Practice of Image Feature Extraction and Its Applications in Retrieval and Quality Assessment
This article summarizes a team's practical experience with various image feature extraction methods—including global, local, and CNN features—and demonstrates their use in image retrieval and no‑reference quality assessment through extensive experiments and analysis.
Background : Visual perception is fundamental to humans, making image data crucial for many tasks such as image moderation, classification, face recognition, OCR, object detection, retrieval, and quality assessment. The authors' platform stores massive image collections, prompting a systematic study of feature extraction techniques.

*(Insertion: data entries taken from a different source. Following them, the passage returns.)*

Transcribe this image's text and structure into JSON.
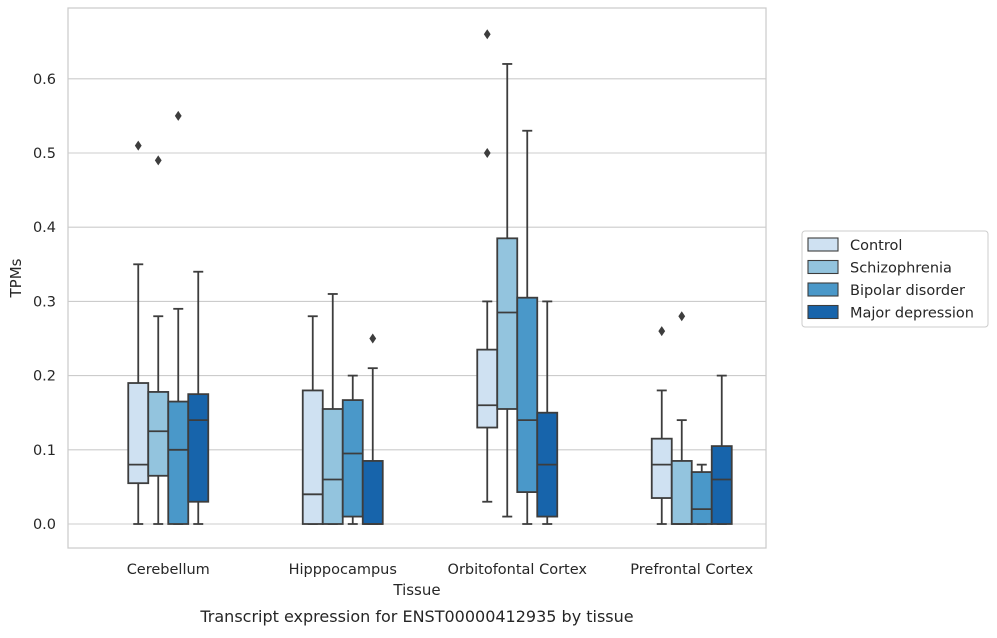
{
  "chart_data": {
    "type": "box",
    "xlabel": "Tissue",
    "ylabel": "TPMs",
    "caption": "Transcript expression for ENST00000412935 by tissue",
    "ylim": [
      -0.032,
      0.693
    ],
    "yticks": [
      "0.0",
      "0.1",
      "0.2",
      "0.3",
      "0.4",
      "0.5",
      "0.6"
    ],
    "ytick_values": [
      0.0,
      0.1,
      0.2,
      0.3,
      0.4,
      0.5,
      0.6
    ],
    "grid": "horizontal",
    "legend_position": "right",
    "categories": [
      "Cerebellum",
      "Hipppocampus",
      "Orbitofontal Cortex",
      "Prefrontal Cortex"
    ],
    "series": [
      {
        "name": "Control",
        "color": "#cfe1f2",
        "boxes": [
          {
            "whislo": 0.0,
            "q1": 0.055,
            "med": 0.08,
            "q3": 0.19,
            "whishi": 0.35,
            "fliers": [
              0.51
            ]
          },
          {
            "whislo": 0.0,
            "q1": 0.0,
            "med": 0.04,
            "q3": 0.18,
            "whishi": 0.28,
            "fliers": []
          },
          {
            "whislo": 0.03,
            "q1": 0.13,
            "med": 0.16,
            "q3": 0.235,
            "whishi": 0.3,
            "fliers": [
              0.5,
              0.66
            ]
          },
          {
            "whislo": 0.0,
            "q1": 0.035,
            "med": 0.08,
            "q3": 0.115,
            "whishi": 0.18,
            "fliers": [
              0.26
            ]
          }
        ]
      },
      {
        "name": "Schizophrenia",
        "color": "#93c4de",
        "boxes": [
          {
            "whislo": 0.0,
            "q1": 0.065,
            "med": 0.125,
            "q3": 0.178,
            "whishi": 0.28,
            "fliers": [
              0.49
            ]
          },
          {
            "whislo": 0.0,
            "q1": 0.0,
            "med": 0.06,
            "q3": 0.155,
            "whishi": 0.31,
            "fliers": []
          },
          {
            "whislo": 0.01,
            "q1": 0.155,
            "med": 0.285,
            "q3": 0.385,
            "whishi": 0.62,
            "fliers": []
          },
          {
            "whislo": 0.0,
            "q1": 0.0,
            "med": 0.0,
            "q3": 0.085,
            "whishi": 0.14,
            "fliers": [
              0.28
            ]
          }
        ]
      },
      {
        "name": "Bipolar disorder",
        "color": "#4a98c9",
        "boxes": [
          {
            "whislo": 0.0,
            "q1": 0.0,
            "med": 0.1,
            "q3": 0.165,
            "whishi": 0.29,
            "fliers": [
              0.55
            ]
          },
          {
            "whislo": 0.0,
            "q1": 0.01,
            "med": 0.095,
            "q3": 0.167,
            "whishi": 0.2,
            "fliers": []
          },
          {
            "whislo": 0.0,
            "q1": 0.043,
            "med": 0.14,
            "q3": 0.305,
            "whishi": 0.53,
            "fliers": []
          },
          {
            "whislo": 0.0,
            "q1": 0.0,
            "med": 0.02,
            "q3": 0.07,
            "whishi": 0.08,
            "fliers": []
          }
        ]
      },
      {
        "name": "Major depression",
        "color": "#1764ab",
        "boxes": [
          {
            "whislo": 0.0,
            "q1": 0.03,
            "med": 0.14,
            "q3": 0.175,
            "whishi": 0.34,
            "fliers": []
          },
          {
            "whislo": 0.0,
            "q1": 0.0,
            "med": 0.0,
            "q3": 0.085,
            "whishi": 0.21,
            "fliers": [
              0.25
            ]
          },
          {
            "whislo": 0.0,
            "q1": 0.01,
            "med": 0.08,
            "q3": 0.15,
            "whishi": 0.3,
            "fliers": []
          },
          {
            "whislo": 0.0,
            "q1": 0.0,
            "med": 0.06,
            "q3": 0.105,
            "whishi": 0.2,
            "fliers": []
          }
        ]
      }
    ]
  }
}
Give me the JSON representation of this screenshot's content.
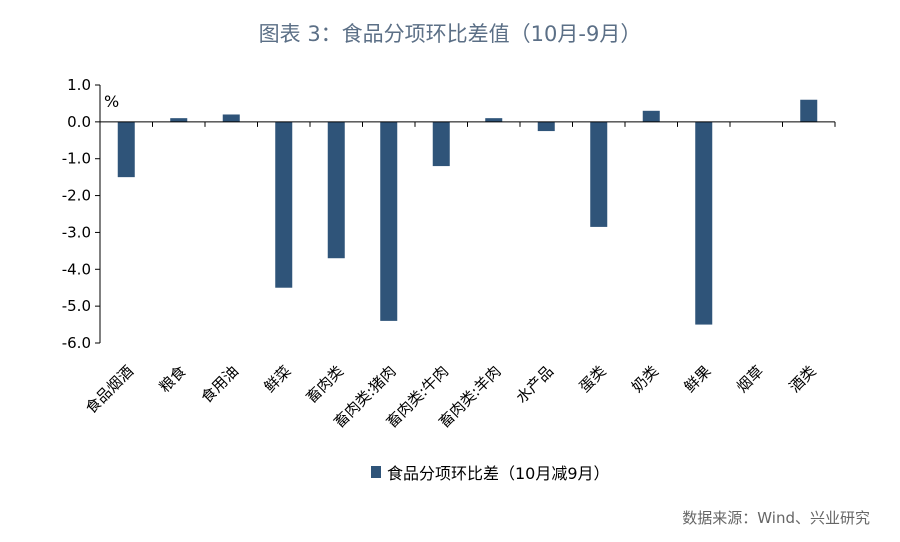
{
  "title": "图表 3：食品分项环比差值（10月-9月）",
  "unit": "%",
  "source": "数据来源：Wind、兴业研究",
  "colors": {
    "bar": "#2f5479",
    "title": "#5b6f86"
  },
  "chart_data": {
    "type": "bar",
    "categories": [
      "食品烟酒",
      "粮食",
      "食用油",
      "鲜菜",
      "畜肉类",
      "畜肉类:猪肉",
      "畜肉类:牛肉",
      "畜肉类:羊肉",
      "水产品",
      "蛋类",
      "奶类",
      "鲜果",
      "烟草",
      "酒类"
    ],
    "series": [
      {
        "name": "食品分项环比差（10月减9月）",
        "values": [
          -1.5,
          0.1,
          0.2,
          -4.5,
          -3.7,
          -5.4,
          -1.2,
          0.1,
          -0.25,
          -2.85,
          0.3,
          -5.5,
          0.0,
          0.6
        ]
      }
    ],
    "yticks": [
      "1.0",
      "0.0",
      "-1.0",
      "-2.0",
      "-3.0",
      "-4.0",
      "-5.0",
      "-6.0"
    ],
    "ylim": [
      -6,
      1
    ],
    "legend_position": "bottom",
    "grid": false
  }
}
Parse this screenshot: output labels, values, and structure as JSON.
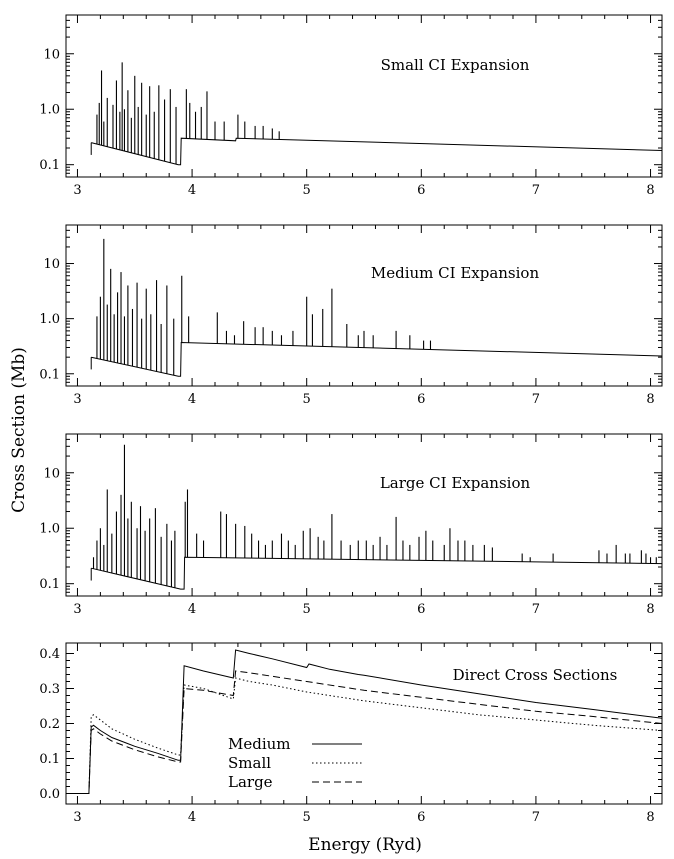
{
  "chart_data": {
    "type": "line",
    "shared_ylabel": "Cross Section (Mb)",
    "xlabel": "Energy (Ryd)",
    "xlim": [
      2.9,
      8.1
    ],
    "xticks": [
      "3",
      "4",
      "5",
      "6",
      "7",
      "8"
    ],
    "panels": [
      {
        "title": "Small CI Expansion",
        "yscale": "log",
        "ylim": [
          0.06,
          50
        ],
        "yticks": [
          "0.1",
          "1.0",
          "10"
        ],
        "background": {
          "x": [
            3.12,
            3.88,
            3.9,
            3.905,
            4.38,
            4.385,
            8.1
          ],
          "y": [
            0.25,
            0.1,
            0.1,
            0.3,
            0.27,
            0.3,
            0.18
          ]
        },
        "resonances": [
          [
            3.17,
            0.8
          ],
          [
            3.19,
            1.3
          ],
          [
            3.21,
            5.0
          ],
          [
            3.23,
            0.6
          ],
          [
            3.26,
            1.6
          ],
          [
            3.31,
            1.2
          ],
          [
            3.34,
            3.3
          ],
          [
            3.37,
            0.9
          ],
          [
            3.39,
            7.0
          ],
          [
            3.41,
            1.0
          ],
          [
            3.44,
            2.2
          ],
          [
            3.47,
            0.7
          ],
          [
            3.5,
            4.0
          ],
          [
            3.53,
            1.1
          ],
          [
            3.56,
            3.0
          ],
          [
            3.6,
            0.8
          ],
          [
            3.63,
            2.6
          ],
          [
            3.67,
            0.9
          ],
          [
            3.71,
            2.7
          ],
          [
            3.76,
            1.5
          ],
          [
            3.81,
            2.3
          ],
          [
            3.86,
            1.1
          ],
          [
            3.95,
            2.3
          ],
          [
            3.98,
            1.3
          ],
          [
            4.03,
            0.9
          ],
          [
            4.08,
            1.1
          ],
          [
            4.13,
            2.1
          ],
          [
            4.2,
            0.6
          ],
          [
            4.28,
            0.6
          ],
          [
            4.4,
            0.8
          ],
          [
            4.46,
            0.6
          ],
          [
            4.55,
            0.5
          ],
          [
            4.62,
            0.5
          ],
          [
            4.7,
            0.45
          ],
          [
            4.76,
            0.4
          ]
        ]
      },
      {
        "title": "Medium CI Expansion",
        "yscale": "log",
        "ylim": [
          0.06,
          50
        ],
        "yticks": [
          "0.1",
          "1.0",
          "10"
        ],
        "background": {
          "x": [
            3.12,
            3.88,
            3.9,
            3.905,
            8.1
          ],
          "y": [
            0.2,
            0.09,
            0.09,
            0.37,
            0.21
          ]
        },
        "resonances": [
          [
            3.17,
            1.1
          ],
          [
            3.2,
            2.5
          ],
          [
            3.23,
            28
          ],
          [
            3.26,
            1.8
          ],
          [
            3.29,
            8.0
          ],
          [
            3.32,
            1.2
          ],
          [
            3.35,
            3.0
          ],
          [
            3.38,
            7.0
          ],
          [
            3.41,
            1.1
          ],
          [
            3.44,
            4.0
          ],
          [
            3.48,
            1.5
          ],
          [
            3.52,
            4.5
          ],
          [
            3.56,
            1.0
          ],
          [
            3.6,
            3.5
          ],
          [
            3.64,
            1.2
          ],
          [
            3.69,
            5.0
          ],
          [
            3.73,
            0.8
          ],
          [
            3.78,
            4.0
          ],
          [
            3.84,
            1.0
          ],
          [
            3.91,
            6.0
          ],
          [
            3.97,
            1.1
          ],
          [
            4.22,
            1.3
          ],
          [
            4.3,
            0.6
          ],
          [
            4.37,
            0.5
          ],
          [
            4.45,
            0.9
          ],
          [
            4.55,
            0.7
          ],
          [
            4.62,
            0.7
          ],
          [
            4.7,
            0.6
          ],
          [
            4.78,
            0.5
          ],
          [
            4.88,
            0.6
          ],
          [
            5.0,
            2.5
          ],
          [
            5.05,
            1.2
          ],
          [
            5.14,
            1.5
          ],
          [
            5.22,
            3.5
          ],
          [
            5.35,
            0.8
          ],
          [
            5.45,
            0.5
          ],
          [
            5.5,
            0.6
          ],
          [
            5.58,
            0.5
          ],
          [
            5.78,
            0.6
          ],
          [
            5.9,
            0.5
          ],
          [
            6.02,
            0.4
          ],
          [
            6.08,
            0.4
          ]
        ]
      },
      {
        "title": "Large CI Expansion",
        "yscale": "log",
        "ylim": [
          0.06,
          50
        ],
        "yticks": [
          "0.1",
          "1.0",
          "10"
        ],
        "background": {
          "x": [
            3.12,
            3.9,
            3.93,
            3.935,
            8.1
          ],
          "y": [
            0.19,
            0.08,
            0.08,
            0.3,
            0.23
          ]
        },
        "resonances": [
          [
            3.14,
            0.3
          ],
          [
            3.17,
            0.6
          ],
          [
            3.2,
            1.0
          ],
          [
            3.23,
            0.5
          ],
          [
            3.26,
            5.0
          ],
          [
            3.3,
            0.8
          ],
          [
            3.34,
            2.0
          ],
          [
            3.38,
            4.0
          ],
          [
            3.41,
            32
          ],
          [
            3.44,
            1.5
          ],
          [
            3.47,
            3.0
          ],
          [
            3.52,
            1.0
          ],
          [
            3.55,
            2.5
          ],
          [
            3.59,
            0.9
          ],
          [
            3.63,
            1.5
          ],
          [
            3.68,
            2.3
          ],
          [
            3.73,
            0.7
          ],
          [
            3.78,
            1.2
          ],
          [
            3.82,
            0.6
          ],
          [
            3.85,
            0.9
          ],
          [
            3.94,
            3.0
          ],
          [
            3.96,
            5.0
          ],
          [
            4.04,
            0.8
          ],
          [
            4.1,
            0.6
          ],
          [
            4.25,
            2.0
          ],
          [
            4.3,
            1.8
          ],
          [
            4.38,
            1.2
          ],
          [
            4.46,
            1.1
          ],
          [
            4.52,
            0.8
          ],
          [
            4.58,
            0.6
          ],
          [
            4.64,
            0.5
          ],
          [
            4.7,
            0.6
          ],
          [
            4.78,
            0.8
          ],
          [
            4.84,
            0.6
          ],
          [
            4.9,
            0.5
          ],
          [
            4.97,
            0.9
          ],
          [
            5.03,
            1.0
          ],
          [
            5.1,
            0.7
          ],
          [
            5.15,
            0.6
          ],
          [
            5.22,
            1.8
          ],
          [
            5.3,
            0.6
          ],
          [
            5.38,
            0.5
          ],
          [
            5.45,
            0.6
          ],
          [
            5.52,
            0.6
          ],
          [
            5.58,
            0.5
          ],
          [
            5.64,
            0.7
          ],
          [
            5.7,
            0.5
          ],
          [
            5.78,
            1.6
          ],
          [
            5.84,
            0.6
          ],
          [
            5.9,
            0.5
          ],
          [
            5.98,
            0.7
          ],
          [
            6.04,
            0.9
          ],
          [
            6.1,
            0.6
          ],
          [
            6.2,
            0.5
          ],
          [
            6.25,
            1.0
          ],
          [
            6.32,
            0.6
          ],
          [
            6.38,
            0.6
          ],
          [
            6.45,
            0.5
          ],
          [
            6.55,
            0.5
          ],
          [
            6.62,
            0.45
          ],
          [
            6.88,
            0.35
          ],
          [
            6.95,
            0.3
          ],
          [
            7.15,
            0.35
          ],
          [
            7.55,
            0.4
          ],
          [
            7.62,
            0.35
          ],
          [
            7.7,
            0.5
          ],
          [
            7.78,
            0.35
          ],
          [
            7.82,
            0.35
          ],
          [
            7.92,
            0.4
          ],
          [
            7.96,
            0.35
          ],
          [
            8.0,
            0.3
          ],
          [
            8.05,
            0.3
          ]
        ]
      },
      {
        "title": "Direct Cross Sections",
        "yscale": "linear",
        "ylim": [
          -0.03,
          0.43
        ],
        "yticks": [
          "0.0",
          "0.1",
          "0.2",
          "0.3",
          "0.4"
        ],
        "legend": [
          "Medium",
          "Small",
          "Large"
        ],
        "series": [
          {
            "name": "Medium",
            "x": [
              2.95,
              3.1,
              3.12,
              3.14,
              3.2,
              3.3,
              3.5,
              3.7,
              3.88,
              3.9,
              3.93,
              4.1,
              4.36,
              4.38,
              4.5,
              4.7,
              5.0,
              5.02,
              5.2,
              5.45,
              5.5,
              6.0,
              6.5,
              7.0,
              7.5,
              8.1
            ],
            "y": [
              0.0,
              0.0,
              0.19,
              0.195,
              0.18,
              0.16,
              0.135,
              0.115,
              0.095,
              0.095,
              0.365,
              0.35,
              0.33,
              0.41,
              0.4,
              0.385,
              0.36,
              0.37,
              0.355,
              0.34,
              0.338,
              0.31,
              0.285,
              0.26,
              0.24,
              0.215
            ]
          },
          {
            "name": "Small",
            "x": [
              2.95,
              3.1,
              3.12,
              3.14,
              3.2,
              3.3,
              3.5,
              3.7,
              3.88,
              3.9,
              3.93,
              4.1,
              4.36,
              4.38,
              4.5,
              4.7,
              5.0,
              5.5,
              6.0,
              6.5,
              7.0,
              7.5,
              8.1
            ],
            "y": [
              0.0,
              0.0,
              0.22,
              0.225,
              0.21,
              0.185,
              0.155,
              0.13,
              0.11,
              0.11,
              0.31,
              0.3,
              0.27,
              0.33,
              0.32,
              0.31,
              0.29,
              0.265,
              0.245,
              0.225,
              0.21,
              0.195,
              0.18
            ]
          },
          {
            "name": "Large",
            "x": [
              2.95,
              3.1,
              3.12,
              3.14,
              3.2,
              3.3,
              3.5,
              3.7,
              3.88,
              3.9,
              3.93,
              4.1,
              4.36,
              4.38,
              4.5,
              4.7,
              5.0,
              5.5,
              6.0,
              6.5,
              7.0,
              7.5,
              8.1
            ],
            "y": [
              0.0,
              0.0,
              0.18,
              0.185,
              0.17,
              0.15,
              0.125,
              0.105,
              0.09,
              0.09,
              0.3,
              0.295,
              0.28,
              0.35,
              0.345,
              0.335,
              0.32,
              0.295,
              0.275,
              0.255,
              0.235,
              0.22,
              0.2
            ]
          }
        ]
      }
    ]
  }
}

Feature Extraction : Global features : Simple descriptors like average hue, saturation, brightness, sharpness, and contrast that capture overall image statistics but are sensitive to illumination and rotation. Local features : Point‑based descriptors (e.g., SIFT, SURF, ORB) that are robust to scale, rotation, and illumination changes. The pipeline includes keypoint detection (DOG, FAST, etc.) and descriptor computation, followed by encoding methods such as Bag‑of‑Visual‑Words (BoVW), Fisher Vector (FV), and VLAD. CNN features : Deep representations extracted from pretrained or fine‑tuned networks (e.g., VGG16 fc2, Xception avg_pool). Deeper layers provide high‑level semantic information, while earlier layers capture low‑level patterns.
Applications : Image Retrieval : Built instance‑ and category‑based retrieval datasets (2,000 images each) and evaluated feature combinations. Retrieval pipeline includes feature extraction, codebook training (BoVW, VLAD), inverted‑index construction (no product quantization), and L2 similarity scoring. Image Quality Assessment : Conducted no‑reference quality evaluation on public datasets (TID2008, CSIQ, LIVE) using Xception avg_pool features and a binary SVM classifier, reporting accuracy, recall, and AUC.
Experimental Results : For category retrieval, Xception avg_pool features outperformed SIFT. For instance retrieval, SIFT combined with VLAD encoding yielded competitive results. Quality assessment achieved acceptable accuracy on LIVE but lower recall for certain distortion types, likely due to limited training data.
Future Directions : Compare different pretrained CNN models and layers. Explore feature fusion (CNN shallow vs. deep, handcrafted vs. deep, local vs. global). Scale up proprietary image datasets and fine‑tune models. Extend quality assessment with larger datasets and additional degradation types. Investigate the use of image features for CTR prediction, deduplication, and other downstream tasks.
Conclusion : The team’s practical study shows that a variety of image features—global statistics, local descriptors, and deep CNN embeddings—have distinct strengths for different tasks. Selecting appropriate features based on task requirements leads to effective and efficient solutions.